Viewpoint: Community's let's-do-this attitude prevails
Steve Jobs once said, "Innovation distinguishes between a leader and a follower." Immigrants, inventors and innovators spurred Red Wing's early growth. Whether it was manufacturing, agriculture, or the arts, our founders shared a combined sense of risk-taking, resourcefulness, unbridled will, and community. They worked together.
My great-grandfather Johannes Johnson was a Swedish immigrant and builder who settled in Red Wing in the late 1800s. His son Enoch "Nicky" Johnson was an inventor (of bus engines and the first eight-wheel car), a locksmith and local bandleader. And his daughter Rachel Callender was an accomplished milliner and a seamstress, custom-making dresses for the Theater Guild of Red Wing and for famous personalities, including actress Lynn Fontanne. I'm proud of my family's Red Wing roots, raw creativity and community engagement.
Last month, I was reminded how easy it is to take for granted the unique blessing and immense honor that it is to be an entrepreneur launching a technology startup out of this how-can-we-help, let's-do-this community.
We can agree that life is all about relationships — whatever you do and wherever you go. When I look back on the connective tissue of support, this is what I see:
Kirsten Mikkelson Ford of Focus Design sparked everything off by recommending I meet Neela Mollgaard of Red Wing Ignite. That spark lit a flame of opportunities that continue today. Neela first invited me to apply to Red Wing Ignite's accelerator program, followed by an introduction to Mark Thein of Small Business Development Center, who helped me develop my business financials, and then Shari Chorney of Red Wing Port Authority, who suggested I apply for a loan from agency's newly created entrepreneurial fund.
I joined Ignite's coworking office space and received a Port Authority loan to conduct marketing and develop a prototype. Kirsten, Neela, Mark and Shari participated in a "Design Thinking" session at The Nerdery (a large software development firm in Bloomington, Minn.,) to help inform and shape our prototype design. The prototype was completed in December 2015 and used to help solicit funding from prospective early-stage investors (aka, family and friends). I was introduced to the Southern Minnesota Initiative Foundation where I also applied for funding.

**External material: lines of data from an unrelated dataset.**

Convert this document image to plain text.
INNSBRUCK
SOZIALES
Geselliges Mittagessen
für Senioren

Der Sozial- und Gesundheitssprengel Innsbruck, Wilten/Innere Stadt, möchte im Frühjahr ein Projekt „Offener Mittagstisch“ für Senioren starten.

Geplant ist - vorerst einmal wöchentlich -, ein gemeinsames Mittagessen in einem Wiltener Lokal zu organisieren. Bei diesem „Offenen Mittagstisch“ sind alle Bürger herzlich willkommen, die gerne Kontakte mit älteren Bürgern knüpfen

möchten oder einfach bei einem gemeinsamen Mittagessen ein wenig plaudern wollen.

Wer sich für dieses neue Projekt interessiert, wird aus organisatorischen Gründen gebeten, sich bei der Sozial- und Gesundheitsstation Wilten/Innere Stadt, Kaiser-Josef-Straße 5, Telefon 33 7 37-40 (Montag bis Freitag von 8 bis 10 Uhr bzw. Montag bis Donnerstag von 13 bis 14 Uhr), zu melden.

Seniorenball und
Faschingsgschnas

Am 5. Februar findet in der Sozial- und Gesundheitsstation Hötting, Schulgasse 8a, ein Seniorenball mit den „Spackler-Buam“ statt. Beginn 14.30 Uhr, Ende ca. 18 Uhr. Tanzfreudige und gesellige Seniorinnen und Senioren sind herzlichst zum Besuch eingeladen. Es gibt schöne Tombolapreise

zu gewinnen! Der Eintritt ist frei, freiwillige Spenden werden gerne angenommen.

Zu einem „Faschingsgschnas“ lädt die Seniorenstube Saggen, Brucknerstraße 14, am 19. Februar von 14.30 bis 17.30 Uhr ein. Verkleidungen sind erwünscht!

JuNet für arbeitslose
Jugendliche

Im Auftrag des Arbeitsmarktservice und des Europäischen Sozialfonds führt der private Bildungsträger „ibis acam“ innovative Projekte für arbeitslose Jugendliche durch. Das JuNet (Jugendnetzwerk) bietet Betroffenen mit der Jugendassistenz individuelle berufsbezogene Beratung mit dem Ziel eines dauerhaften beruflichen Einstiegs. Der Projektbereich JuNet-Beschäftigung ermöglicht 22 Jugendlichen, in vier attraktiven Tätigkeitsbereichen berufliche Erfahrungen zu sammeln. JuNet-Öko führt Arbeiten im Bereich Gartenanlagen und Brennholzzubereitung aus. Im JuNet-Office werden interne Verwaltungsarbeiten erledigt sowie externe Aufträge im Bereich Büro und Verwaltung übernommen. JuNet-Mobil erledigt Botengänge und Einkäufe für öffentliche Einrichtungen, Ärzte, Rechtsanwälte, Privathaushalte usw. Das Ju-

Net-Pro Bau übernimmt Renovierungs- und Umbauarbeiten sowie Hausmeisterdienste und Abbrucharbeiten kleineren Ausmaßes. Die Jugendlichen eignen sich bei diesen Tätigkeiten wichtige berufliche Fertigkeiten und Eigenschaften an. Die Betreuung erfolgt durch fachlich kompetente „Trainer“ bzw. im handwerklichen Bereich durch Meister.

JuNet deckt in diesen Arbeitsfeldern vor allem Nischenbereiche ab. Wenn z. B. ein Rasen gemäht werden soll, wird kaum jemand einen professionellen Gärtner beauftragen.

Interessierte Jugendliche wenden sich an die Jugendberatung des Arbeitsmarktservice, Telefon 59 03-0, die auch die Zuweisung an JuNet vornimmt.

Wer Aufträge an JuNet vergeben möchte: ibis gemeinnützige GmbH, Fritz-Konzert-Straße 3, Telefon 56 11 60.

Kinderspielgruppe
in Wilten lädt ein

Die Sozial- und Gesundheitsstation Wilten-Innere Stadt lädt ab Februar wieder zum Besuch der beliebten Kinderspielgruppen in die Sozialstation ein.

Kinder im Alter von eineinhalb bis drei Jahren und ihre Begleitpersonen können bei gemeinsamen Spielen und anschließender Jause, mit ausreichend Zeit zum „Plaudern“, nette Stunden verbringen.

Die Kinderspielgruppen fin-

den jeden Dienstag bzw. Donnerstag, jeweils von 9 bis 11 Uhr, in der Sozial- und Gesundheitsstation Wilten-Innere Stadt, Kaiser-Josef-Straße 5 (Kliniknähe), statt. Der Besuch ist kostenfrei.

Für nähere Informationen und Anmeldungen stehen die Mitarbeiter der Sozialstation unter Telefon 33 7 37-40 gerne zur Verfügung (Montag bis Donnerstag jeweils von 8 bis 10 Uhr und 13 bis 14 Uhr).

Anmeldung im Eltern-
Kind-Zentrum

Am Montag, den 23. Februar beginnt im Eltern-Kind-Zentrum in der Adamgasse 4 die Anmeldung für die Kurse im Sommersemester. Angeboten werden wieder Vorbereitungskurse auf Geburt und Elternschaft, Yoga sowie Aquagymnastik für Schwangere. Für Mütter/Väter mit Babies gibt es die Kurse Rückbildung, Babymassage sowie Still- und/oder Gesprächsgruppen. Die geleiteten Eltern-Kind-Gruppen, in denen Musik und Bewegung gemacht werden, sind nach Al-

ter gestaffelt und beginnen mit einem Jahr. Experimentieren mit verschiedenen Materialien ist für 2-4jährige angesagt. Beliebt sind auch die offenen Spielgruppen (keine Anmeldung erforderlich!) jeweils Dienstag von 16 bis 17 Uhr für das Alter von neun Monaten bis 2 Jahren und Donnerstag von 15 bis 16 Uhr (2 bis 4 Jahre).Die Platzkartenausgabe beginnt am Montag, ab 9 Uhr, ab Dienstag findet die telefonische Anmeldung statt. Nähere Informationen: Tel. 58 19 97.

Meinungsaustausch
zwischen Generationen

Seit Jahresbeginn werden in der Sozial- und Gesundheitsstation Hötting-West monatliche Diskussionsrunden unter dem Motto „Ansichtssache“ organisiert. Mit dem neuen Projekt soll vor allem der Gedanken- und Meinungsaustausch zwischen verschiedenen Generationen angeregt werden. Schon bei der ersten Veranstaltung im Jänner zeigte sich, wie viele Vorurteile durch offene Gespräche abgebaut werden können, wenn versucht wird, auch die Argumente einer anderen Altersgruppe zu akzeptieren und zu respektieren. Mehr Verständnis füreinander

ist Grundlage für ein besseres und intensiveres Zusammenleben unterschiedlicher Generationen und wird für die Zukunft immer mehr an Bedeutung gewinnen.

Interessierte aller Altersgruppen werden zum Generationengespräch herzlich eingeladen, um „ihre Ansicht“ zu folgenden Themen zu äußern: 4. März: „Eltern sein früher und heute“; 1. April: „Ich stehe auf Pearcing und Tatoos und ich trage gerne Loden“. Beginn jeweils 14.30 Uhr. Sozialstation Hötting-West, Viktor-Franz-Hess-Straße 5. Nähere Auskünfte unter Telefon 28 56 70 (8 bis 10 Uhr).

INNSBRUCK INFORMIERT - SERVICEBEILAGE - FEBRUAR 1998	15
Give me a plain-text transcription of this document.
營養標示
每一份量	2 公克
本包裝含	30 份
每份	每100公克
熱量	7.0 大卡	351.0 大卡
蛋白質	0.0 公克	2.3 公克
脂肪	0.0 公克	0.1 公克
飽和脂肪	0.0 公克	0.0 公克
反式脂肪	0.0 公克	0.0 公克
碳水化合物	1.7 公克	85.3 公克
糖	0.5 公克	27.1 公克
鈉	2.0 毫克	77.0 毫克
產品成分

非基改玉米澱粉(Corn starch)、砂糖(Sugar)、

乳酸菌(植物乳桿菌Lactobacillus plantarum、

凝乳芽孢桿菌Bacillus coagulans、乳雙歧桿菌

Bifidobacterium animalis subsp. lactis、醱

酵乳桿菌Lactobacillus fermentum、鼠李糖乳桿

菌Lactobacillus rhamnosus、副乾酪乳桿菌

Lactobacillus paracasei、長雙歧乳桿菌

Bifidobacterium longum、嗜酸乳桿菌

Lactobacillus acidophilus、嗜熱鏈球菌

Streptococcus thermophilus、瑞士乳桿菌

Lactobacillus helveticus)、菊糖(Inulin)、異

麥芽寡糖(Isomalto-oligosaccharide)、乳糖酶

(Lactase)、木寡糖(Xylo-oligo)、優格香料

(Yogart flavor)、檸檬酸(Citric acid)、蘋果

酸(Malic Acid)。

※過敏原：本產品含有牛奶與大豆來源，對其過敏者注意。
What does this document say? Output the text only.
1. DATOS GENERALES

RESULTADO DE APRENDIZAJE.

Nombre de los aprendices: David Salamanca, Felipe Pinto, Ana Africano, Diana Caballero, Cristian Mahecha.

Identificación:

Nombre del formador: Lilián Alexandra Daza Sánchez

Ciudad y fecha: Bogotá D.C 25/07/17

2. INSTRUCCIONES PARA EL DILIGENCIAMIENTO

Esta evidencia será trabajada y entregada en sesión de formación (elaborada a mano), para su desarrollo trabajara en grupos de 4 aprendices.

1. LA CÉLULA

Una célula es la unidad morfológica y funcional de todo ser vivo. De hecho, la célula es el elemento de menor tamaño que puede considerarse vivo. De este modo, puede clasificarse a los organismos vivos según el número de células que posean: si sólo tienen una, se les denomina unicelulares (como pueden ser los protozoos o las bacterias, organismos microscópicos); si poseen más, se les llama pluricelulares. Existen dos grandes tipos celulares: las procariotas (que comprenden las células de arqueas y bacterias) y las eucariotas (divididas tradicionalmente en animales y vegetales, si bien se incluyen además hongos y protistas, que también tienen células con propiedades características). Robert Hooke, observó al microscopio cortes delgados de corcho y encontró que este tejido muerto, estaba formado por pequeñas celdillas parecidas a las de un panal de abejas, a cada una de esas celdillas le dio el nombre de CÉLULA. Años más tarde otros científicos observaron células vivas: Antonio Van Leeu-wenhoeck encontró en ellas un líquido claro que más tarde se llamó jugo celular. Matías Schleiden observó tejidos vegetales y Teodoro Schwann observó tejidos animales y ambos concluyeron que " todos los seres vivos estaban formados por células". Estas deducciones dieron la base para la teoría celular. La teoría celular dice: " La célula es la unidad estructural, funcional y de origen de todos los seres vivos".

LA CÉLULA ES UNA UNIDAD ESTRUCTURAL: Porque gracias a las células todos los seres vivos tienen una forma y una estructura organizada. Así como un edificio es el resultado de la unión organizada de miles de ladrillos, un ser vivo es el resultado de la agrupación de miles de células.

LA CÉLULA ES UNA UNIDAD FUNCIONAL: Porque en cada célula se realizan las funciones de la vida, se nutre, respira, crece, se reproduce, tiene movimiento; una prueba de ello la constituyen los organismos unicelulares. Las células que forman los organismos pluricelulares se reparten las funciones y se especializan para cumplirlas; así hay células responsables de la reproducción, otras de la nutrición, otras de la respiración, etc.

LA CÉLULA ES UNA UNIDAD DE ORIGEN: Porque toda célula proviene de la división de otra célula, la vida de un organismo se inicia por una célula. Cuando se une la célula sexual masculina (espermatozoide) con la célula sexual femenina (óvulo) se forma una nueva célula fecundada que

My company — Live.Give.Save. — became a formal corporate entity in February 2016 and I started raising capital, over-subscribing our seed round that summer. I hired a chief technology officer, Tim Dokken (who serendipitously grew up and graduated from Red Wing High School), to lead our technology development.
Now here's the best part: While sitting around a table during one of our coworking updates at Ignite, I shared that we needed to establish a beta test for our product. I received a list of individuals to contact in the community and the concept of our community-led, controlled beta test was formed.
I met with Laurel Achen (Red Wing Shoe Co.), Aaron DeJong (Red Wing Credit Union) and Mike Melstad (Red Wing YMCA) last January to introduce the idea of a controlled beta test — and they enthusiastically agreed to participate. Laurel agreed to identify about 100 testers from Red Wing Shoes' employee base, viewing it as a complementary tool within their employee engagement strategy. Aaron agreed to allow RWCU to serve as the supporting back-office to facilitate micro-transactions to respective savings and giving accounts. And Mike agreed to have the YMCA, as the sole charity recipient, featuring its Summer Camp Campaign for kids. To top it off, the Red Wing Shoe Foundation agreed to match funds raised for the YMCA during the beta test.
This vision of a community-led beta was wonderfully affirmed when I asked Laurel, Aaron, and Mike what success looked like for them and their respective organizations at the end of the test. Their collective response was indicative of what this community was built on in the mid-1800s: To support an effort that would build something new and good for society out of Red Wing ... and help make it big.
We were recently invited to participate in the Ignite Cup — and won! — earning us a semifinalist position in the Minnesota Cup, the nation's largest statewide startup competition.
Today, we have a new working prototype, we have kicked off our beta development team, and we are raising our next round of capital to get us through beta (September), to what investors call a "minimum viable product" by year-end and a national rollout in the first quarter 2018.
So, from the bottom of my heart, I say: Thank you, Red Wing! I could not have gotten this far without you.
Live.Give.Save. is a mobile app that makes saving and giving as easy as spending. We're aiming it particularly at millennials. We call the concept "Spaving." Every time you spend on yourself, you save for your future and give to someone in need without changing a thing. Together, we're making the world better ... one community, one person, one transaction at a time.
Susan Sorensen Langer, founder of Live.Give.Save., won the annual Ignite Cup business competition in early 2017. Live.Give. Save. is located in Red Wing and is a member of Red Wing Ignite.